Untuk mengantisipasi sekaligus mencegah potensi tsunami COVID-19, Syaril menekankan, solusi yang paling efektif dilakukan saat ini, yakni kembali memperketat penerapan prokes 5 M, yakni memakai masker, menjaga jarak, mencuci tangan, menghindari kerumunan, dan menekan mobilitas masyarakat.
"Penerapan prokes ini pun perlu dibarengi dengan testing, tracing, dan treatmen atau 3T," katanya.
Meski ancaman tsunami COVID-19 kini menghantui Indonesia, namun Ketua Umum Perhimpunan Rumah Sakit Seluruh Indonesia (PERSI), Kuntjoro yang menjadi pembicara lainnya menyatakan bahwa seluruh rumah sakit di Indonesia siap menghadapi lonjakan kasus COVID-19.
"Di Indonesia ada 3.044 rumah sakit yang sudah teregistrasi. Meski tidak diharapkan terjadi, namun saya yakin rumah sakit di Indonesia siap menghadapi lonjakan kasus COVID-19," ucapnya.
Menurut dia, kesiapan rumah sakit tersebut tak lepas dari sistem yang diterapkan rumah sakit saat ini dimana seluruh rumah sakit di Indonesia, baik rumah sakit rujukan COVID-19 maupun non-rujukan COVID-19 harus siap menangani pasien COVID-19.
"Rumah sakit menerapkan sistem balancing. Artinya, selain menangani pasien umum, rumah sakit juga menangani pasien COVID-19. Jadi, anggap aja setiap pasien baru adalah pasien COVID-19," katanya.
Sementara itu, Rektor UNS, Prof Dr Jamal Wihoho menyatakan, seluruh civitas akademika UNS berkomitmen membantu pemerintah dalam upaya penanggulangan pandemi COVID-19.
"Kita sangat aktif dalam mewaspasai terjadinya gelombang kedua pandemi COVID-19, termasuk ancaman varian baru COVID-19," ujarnya.

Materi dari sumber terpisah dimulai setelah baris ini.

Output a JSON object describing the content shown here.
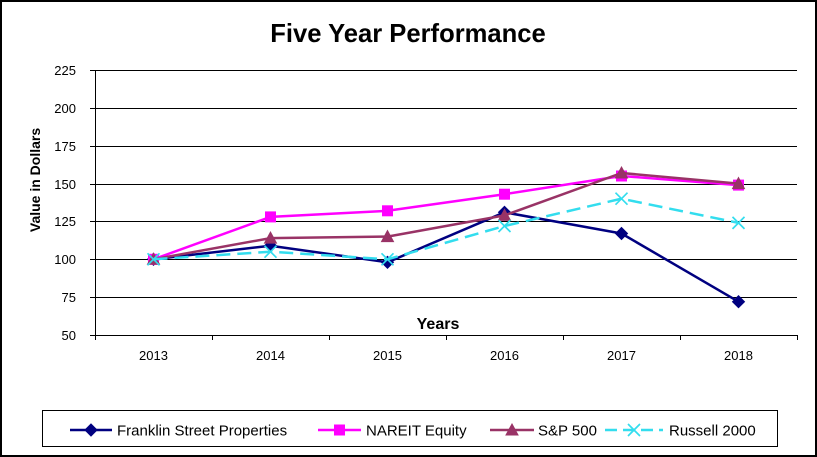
{
  "chart_data": {
    "type": "line",
    "title": "Five Year Performance",
    "xlabel": "Years",
    "ylabel": "Value in Dollars",
    "categories": [
      "2013",
      "2014",
      "2015",
      "2016",
      "2017",
      "2018"
    ],
    "yticks": [
      50,
      75,
      100,
      125,
      150,
      175,
      200,
      225
    ],
    "ylim": [
      50,
      225
    ],
    "grid": true,
    "legend": "bottom",
    "series": [
      {
        "name": "Franklin Street Properties",
        "color": "#000080",
        "marker": "diamond",
        "line_style": "solid",
        "values": [
          100,
          109,
          98,
          131,
          117,
          72
        ]
      },
      {
        "name": "NAREIT Equity",
        "color": "#FF00FF",
        "marker": "square",
        "line_style": "solid",
        "values": [
          100,
          128,
          132,
          143,
          155,
          149
        ]
      },
      {
        "name": "S&P 500",
        "color": "#993366",
        "marker": "triangle",
        "line_style": "solid",
        "values": [
          100,
          114,
          115,
          129,
          157,
          150
        ]
      },
      {
        "name": "Russell 2000",
        "color": "#33DDEE",
        "marker": "x",
        "line_style": "dashed",
        "values": [
          100,
          105,
          100,
          122,
          140,
          124
        ]
      }
    ]
  }
}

Selain aktif terjun langsung dalam penanganan pandemi, kata Jamal, seluruh civitas akademika UNS, termasuk para alumni UNS pun berkomitmen memberikan pemahaman kepada masyarakat, khususnya dalam mengantisipasi gelombang kedua pandemi dan varian baru COVID-19.
"Ketidakdisiplinan menerapkan prokes merupakan awal meledaknya COVID-19. Karenanya, kita terus memberikan pemahaman kepada masyarakat, khususnya tentang ancaman gelombang kedua dan varian baru COVID-19," tandasnya.